How do I calculate the current draw on a bias network/ virtual ground?

[Max999]

I have been reading R.G's excellent article on Geofex called "Designing Bias Supply (Vbias or Vb) Networks for Effects", found here http://www.geofex.com/circuits/Biasnet.htm

Another article I have read about this topic is Tangensofts "Virtual Ground Circuits", found here http://tangentsoft.net/elec/vgrounds.html

I thought I understood what the current draw on the biasing network was ( while biasing an opamp) after reading R.G's article: the input bias current spec found in the opamps datasheet.
But then I went to the Tangensoft article, and it has a diagram and text that explains that the load also draws current from the voltage divider, using this diagram and text:




"The 1 mV battery (Vos) simulates the op-amp's input offset voltage. This is a reasonable value for an OPA132, though it does vary between chips in practice.

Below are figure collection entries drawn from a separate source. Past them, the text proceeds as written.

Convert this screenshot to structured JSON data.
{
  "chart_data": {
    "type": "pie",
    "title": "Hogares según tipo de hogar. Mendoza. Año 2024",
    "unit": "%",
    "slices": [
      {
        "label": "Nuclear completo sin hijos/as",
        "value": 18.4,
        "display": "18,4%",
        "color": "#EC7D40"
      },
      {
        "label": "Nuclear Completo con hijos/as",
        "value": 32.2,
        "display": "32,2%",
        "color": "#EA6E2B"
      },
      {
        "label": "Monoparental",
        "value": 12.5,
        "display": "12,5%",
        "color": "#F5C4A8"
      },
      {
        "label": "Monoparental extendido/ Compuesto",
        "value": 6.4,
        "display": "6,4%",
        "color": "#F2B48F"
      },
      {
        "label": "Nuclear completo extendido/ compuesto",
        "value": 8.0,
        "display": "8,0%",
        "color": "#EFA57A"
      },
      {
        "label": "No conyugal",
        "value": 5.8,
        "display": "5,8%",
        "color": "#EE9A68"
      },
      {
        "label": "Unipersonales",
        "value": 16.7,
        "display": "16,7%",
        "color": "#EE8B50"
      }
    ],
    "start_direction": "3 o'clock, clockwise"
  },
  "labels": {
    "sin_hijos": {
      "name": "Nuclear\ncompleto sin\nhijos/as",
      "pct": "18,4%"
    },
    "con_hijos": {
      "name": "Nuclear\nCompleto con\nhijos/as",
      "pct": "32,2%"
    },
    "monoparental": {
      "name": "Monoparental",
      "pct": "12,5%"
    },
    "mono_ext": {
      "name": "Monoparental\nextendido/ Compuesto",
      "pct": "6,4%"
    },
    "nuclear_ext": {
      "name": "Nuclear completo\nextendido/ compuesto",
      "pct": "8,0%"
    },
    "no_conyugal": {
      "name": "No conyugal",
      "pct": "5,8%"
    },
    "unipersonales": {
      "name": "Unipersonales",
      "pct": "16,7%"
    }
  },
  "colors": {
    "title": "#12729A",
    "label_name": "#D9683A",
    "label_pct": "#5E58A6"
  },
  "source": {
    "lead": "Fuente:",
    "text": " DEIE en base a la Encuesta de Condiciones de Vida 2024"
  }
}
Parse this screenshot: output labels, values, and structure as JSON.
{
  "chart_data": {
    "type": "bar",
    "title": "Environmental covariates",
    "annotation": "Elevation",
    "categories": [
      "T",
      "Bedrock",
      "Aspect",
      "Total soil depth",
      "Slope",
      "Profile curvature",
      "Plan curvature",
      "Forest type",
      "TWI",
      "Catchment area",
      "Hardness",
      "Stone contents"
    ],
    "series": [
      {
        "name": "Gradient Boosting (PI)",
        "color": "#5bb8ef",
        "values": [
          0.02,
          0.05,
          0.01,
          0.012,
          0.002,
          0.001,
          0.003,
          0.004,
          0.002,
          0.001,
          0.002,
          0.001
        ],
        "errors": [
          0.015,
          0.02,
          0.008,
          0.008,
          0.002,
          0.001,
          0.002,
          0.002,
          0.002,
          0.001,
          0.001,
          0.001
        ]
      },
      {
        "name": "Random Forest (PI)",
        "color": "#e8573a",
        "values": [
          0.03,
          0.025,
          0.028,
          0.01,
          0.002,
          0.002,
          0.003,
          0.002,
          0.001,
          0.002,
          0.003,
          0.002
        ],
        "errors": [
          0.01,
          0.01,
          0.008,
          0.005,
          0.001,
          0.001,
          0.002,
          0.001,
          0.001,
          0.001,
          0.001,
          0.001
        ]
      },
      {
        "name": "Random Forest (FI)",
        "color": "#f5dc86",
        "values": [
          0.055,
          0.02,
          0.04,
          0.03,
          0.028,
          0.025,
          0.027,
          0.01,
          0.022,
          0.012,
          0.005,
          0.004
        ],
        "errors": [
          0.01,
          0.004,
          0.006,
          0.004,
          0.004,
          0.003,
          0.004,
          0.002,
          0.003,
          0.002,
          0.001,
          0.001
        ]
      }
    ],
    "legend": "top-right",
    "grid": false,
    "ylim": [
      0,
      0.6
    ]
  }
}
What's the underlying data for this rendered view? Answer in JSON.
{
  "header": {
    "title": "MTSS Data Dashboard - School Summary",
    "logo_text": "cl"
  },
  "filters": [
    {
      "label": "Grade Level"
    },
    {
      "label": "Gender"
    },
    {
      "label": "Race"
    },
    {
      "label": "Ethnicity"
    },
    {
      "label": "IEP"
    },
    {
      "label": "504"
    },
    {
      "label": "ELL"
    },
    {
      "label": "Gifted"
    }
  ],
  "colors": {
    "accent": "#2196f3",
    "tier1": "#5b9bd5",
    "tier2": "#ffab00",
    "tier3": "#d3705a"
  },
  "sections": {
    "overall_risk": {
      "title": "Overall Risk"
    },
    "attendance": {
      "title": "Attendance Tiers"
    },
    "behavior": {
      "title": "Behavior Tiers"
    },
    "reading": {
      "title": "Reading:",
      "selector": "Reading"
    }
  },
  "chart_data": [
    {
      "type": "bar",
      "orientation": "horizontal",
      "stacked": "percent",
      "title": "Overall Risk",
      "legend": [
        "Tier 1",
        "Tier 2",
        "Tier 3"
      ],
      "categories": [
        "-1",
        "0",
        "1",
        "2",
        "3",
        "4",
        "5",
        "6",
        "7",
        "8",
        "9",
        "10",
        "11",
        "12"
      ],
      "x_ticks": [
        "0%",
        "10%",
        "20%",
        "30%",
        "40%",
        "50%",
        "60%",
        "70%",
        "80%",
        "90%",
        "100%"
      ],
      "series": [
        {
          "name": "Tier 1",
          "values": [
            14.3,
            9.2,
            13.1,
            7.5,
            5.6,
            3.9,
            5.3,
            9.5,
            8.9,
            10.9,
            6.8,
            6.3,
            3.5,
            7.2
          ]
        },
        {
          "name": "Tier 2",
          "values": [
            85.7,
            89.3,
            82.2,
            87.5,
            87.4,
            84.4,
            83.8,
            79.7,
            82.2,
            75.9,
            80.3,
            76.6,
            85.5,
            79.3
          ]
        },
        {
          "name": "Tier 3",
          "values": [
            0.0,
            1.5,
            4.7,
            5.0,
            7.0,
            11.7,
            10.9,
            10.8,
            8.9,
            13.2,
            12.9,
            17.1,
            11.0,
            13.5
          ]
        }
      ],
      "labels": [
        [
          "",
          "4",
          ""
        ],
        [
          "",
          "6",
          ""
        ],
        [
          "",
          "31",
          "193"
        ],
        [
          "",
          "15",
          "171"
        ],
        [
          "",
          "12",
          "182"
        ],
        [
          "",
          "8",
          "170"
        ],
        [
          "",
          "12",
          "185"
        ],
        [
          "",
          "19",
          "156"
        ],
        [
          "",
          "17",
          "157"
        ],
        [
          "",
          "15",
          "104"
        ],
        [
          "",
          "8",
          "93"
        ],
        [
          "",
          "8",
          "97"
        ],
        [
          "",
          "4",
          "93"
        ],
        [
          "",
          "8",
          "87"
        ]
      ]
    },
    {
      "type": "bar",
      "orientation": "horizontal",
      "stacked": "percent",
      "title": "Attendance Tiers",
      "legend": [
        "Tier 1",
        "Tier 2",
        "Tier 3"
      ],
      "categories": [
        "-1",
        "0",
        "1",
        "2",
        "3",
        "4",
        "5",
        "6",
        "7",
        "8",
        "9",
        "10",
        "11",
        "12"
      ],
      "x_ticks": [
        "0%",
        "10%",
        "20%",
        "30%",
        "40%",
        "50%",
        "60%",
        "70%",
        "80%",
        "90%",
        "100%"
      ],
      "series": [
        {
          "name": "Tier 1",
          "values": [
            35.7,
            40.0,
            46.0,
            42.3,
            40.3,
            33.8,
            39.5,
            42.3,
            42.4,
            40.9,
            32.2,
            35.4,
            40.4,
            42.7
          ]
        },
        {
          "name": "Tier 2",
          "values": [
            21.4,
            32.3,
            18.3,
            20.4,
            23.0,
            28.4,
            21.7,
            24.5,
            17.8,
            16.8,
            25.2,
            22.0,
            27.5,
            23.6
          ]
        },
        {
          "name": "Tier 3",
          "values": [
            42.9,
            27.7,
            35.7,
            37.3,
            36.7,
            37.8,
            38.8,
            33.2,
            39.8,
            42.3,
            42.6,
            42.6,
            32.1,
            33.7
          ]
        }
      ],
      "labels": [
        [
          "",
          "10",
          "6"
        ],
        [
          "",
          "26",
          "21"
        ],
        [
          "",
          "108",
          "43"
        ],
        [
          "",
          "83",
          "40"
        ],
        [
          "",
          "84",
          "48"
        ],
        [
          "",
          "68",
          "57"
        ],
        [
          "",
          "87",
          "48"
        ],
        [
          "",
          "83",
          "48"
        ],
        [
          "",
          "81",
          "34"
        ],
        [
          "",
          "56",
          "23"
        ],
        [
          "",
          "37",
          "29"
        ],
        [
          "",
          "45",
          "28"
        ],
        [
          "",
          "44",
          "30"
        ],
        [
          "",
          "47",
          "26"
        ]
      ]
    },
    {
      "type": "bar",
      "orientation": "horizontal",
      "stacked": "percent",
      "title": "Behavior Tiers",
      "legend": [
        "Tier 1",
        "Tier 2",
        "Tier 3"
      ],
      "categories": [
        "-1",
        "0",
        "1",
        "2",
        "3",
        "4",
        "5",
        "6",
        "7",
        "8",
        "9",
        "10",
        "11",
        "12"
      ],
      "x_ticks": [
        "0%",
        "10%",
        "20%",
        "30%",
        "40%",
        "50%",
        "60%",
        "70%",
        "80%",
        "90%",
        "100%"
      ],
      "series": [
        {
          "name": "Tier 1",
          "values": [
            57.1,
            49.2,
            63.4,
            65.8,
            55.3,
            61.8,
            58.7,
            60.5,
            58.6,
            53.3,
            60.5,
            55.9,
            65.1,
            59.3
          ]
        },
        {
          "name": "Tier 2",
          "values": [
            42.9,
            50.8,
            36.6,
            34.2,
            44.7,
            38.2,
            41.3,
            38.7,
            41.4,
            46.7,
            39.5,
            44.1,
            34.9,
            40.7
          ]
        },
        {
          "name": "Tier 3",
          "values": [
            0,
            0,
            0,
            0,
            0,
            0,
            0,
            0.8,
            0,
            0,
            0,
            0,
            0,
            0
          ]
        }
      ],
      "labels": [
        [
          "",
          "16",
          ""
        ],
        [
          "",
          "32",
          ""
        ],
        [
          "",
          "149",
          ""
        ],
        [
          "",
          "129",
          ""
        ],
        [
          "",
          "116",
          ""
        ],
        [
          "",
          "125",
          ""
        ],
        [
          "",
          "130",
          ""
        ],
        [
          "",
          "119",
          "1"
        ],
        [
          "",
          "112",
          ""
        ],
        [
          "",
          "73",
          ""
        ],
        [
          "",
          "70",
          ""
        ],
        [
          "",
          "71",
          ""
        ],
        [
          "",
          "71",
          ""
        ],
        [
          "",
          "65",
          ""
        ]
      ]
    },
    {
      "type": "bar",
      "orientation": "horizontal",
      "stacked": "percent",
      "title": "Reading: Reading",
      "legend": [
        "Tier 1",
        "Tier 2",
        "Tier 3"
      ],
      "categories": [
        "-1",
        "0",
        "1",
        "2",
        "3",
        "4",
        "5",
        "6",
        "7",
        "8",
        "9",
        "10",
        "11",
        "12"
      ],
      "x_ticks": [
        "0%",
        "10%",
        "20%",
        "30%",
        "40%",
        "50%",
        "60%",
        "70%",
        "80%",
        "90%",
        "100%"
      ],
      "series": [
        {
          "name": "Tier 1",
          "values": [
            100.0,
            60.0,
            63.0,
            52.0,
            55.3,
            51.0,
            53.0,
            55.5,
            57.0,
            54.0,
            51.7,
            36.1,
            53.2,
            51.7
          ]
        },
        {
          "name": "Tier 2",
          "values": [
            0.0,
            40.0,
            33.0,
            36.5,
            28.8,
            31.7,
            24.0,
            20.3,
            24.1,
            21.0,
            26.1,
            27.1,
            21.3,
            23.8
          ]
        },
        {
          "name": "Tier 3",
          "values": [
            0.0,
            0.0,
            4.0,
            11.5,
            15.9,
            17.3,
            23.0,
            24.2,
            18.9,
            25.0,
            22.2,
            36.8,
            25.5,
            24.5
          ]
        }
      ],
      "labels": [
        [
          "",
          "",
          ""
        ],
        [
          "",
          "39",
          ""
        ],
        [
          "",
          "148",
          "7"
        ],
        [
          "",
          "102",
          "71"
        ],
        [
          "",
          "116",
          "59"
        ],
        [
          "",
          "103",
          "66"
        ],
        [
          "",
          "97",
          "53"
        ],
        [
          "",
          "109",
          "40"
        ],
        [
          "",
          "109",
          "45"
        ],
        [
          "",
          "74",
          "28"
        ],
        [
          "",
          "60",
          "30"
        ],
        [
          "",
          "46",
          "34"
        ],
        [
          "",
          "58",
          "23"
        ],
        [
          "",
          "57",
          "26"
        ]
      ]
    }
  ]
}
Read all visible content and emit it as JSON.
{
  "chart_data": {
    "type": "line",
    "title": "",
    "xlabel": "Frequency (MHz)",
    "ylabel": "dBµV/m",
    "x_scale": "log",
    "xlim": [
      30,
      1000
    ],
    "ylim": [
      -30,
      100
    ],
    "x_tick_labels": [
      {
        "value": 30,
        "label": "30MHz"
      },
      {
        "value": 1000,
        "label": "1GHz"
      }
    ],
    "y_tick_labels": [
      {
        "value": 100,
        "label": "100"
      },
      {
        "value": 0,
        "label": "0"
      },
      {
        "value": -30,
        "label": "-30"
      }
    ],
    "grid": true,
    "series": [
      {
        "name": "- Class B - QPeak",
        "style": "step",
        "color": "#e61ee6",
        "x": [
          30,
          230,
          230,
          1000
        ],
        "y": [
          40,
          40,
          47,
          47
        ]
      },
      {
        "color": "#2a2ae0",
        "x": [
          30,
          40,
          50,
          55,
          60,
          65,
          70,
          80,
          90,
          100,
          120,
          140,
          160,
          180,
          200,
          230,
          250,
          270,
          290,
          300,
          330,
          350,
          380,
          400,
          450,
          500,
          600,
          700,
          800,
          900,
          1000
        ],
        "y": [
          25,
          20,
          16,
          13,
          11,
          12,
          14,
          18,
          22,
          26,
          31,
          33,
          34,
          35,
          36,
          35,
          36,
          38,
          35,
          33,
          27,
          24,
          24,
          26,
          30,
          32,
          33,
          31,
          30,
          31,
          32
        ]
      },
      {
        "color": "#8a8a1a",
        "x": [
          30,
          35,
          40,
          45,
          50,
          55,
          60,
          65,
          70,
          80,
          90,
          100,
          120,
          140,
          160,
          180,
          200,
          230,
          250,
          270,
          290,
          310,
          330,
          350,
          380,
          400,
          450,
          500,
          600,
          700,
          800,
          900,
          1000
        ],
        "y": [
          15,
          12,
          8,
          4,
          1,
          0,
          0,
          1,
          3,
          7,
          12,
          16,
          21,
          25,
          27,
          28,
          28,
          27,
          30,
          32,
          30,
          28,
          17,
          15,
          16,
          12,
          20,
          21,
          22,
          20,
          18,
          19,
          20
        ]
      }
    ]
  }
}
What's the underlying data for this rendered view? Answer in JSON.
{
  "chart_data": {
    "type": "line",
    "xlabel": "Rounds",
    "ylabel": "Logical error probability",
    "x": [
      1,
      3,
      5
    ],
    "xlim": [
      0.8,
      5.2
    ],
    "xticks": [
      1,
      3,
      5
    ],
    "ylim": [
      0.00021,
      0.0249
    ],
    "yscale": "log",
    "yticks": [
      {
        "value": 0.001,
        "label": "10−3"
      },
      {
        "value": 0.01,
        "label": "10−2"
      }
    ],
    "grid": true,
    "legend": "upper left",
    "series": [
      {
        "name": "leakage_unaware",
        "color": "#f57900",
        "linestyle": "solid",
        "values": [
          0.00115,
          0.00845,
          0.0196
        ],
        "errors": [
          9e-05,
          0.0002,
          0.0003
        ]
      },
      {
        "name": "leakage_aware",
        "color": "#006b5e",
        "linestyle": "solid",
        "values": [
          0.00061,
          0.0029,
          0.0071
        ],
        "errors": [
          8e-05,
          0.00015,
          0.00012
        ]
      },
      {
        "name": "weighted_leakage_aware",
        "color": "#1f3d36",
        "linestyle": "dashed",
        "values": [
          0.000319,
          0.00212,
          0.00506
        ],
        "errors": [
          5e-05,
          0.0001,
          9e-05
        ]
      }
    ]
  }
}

This offset forces 1 mV across R3. Because op-amps always force their input voltages to be equal, this in turn forces 10 mV across R4. As you can see, this puts 11 mV of DC across the load. If the load is 32 Ω at DC (such as a pair of Grado SR-60s), 0.34 mA is forced through the load. This current can only come from the rail splitter, which looks like two parallel resistors to the load. Ohm's law tells us that since the current is 0.34 mA and the resistance is 2.35 kΩ (two 4.7 kΩ resistors in parallel), the voltage at the midpoint of the divider is forced ~0.8 V away from the ideal midpoint."

But we in the stompbox world use a capacitor before the load, and we don't reference the load to the virtual ground but to the "real" ground.

I wish I knew more about physics, but this means that the Tangensoft problem is not in effect while using our topology right?
Did I understood well that R.G. explains in his article that the only current draw on the bias network is the input bias current?

[PRR]

> the Tangensoft article, ... the load also draws current from the voltage divider...

Yes; but there was a REAL problem on the Cmoy amp used with low-Z headphones and a floating battery. While the issue appeared in VTVMs it was usually mild. Some Cmoys, some chips and loads, just fell-over.

I guess the difference is: the Cmoy inadvertently returned *load current* through the bias divider. You probably are not doing that.

Not claiming any great smarts, but as the bottom of the page says it was I who drew-it-up for general understanding.

[Max999]

Wauw this is such a great forum. I missed that PRR, "The DC-perspective CMoy pocket amplifier schematic above and the original explanation of it is due to PRR of Headwize"! I liked these two articles and what do you know: one written and one inspired by a diystompbox member.

Let's see, am I returning load current through the bias divider .. Well I use an output coupling cap, so I would think that would stop any load current from reaching the bias divider. But I am not sure.

What I actually want to accomplish is create a perfect bias for an opamp, because when operated on 9v there is not much headroom anyway.
I understood R.G's explanation, but regarding the tangensoft article your explaination goes way over my head PRR. I hope to someday solve this puzzle you laid out for me in that diagram   

[PRR]

> What I actually want to accomplish is create a perfect bias for an opamp

Perfection is impossible.

What practical engineers and carpenters aim for is "good enough". Dan and I are building a roof. I think the ridge is 3/8" off center. So what? Nobody will notice. Fudging it over 3/16" would give 0.047" more attic headroom, which is nothing.

And if your truck scrapes the garage ceiling, you don't want another inch, you want a foot or two more overhead.

If your bias point is within 0.25V of "ideal", your headroom is within 1dB of maximum. In audio, that is no difference.

Also, it is not a skyscraper or moon-rocket. You can build it in your lap (bench) and poke it, nobody dies if it "falls over".

[Max999]

I envy your relaxed attitude towards designing these little boxes PRR. Maybe when if I ever come to a point where I have seen it all like you I will be just as relaxed

So with opamps the current drawn is the input bias current, correct?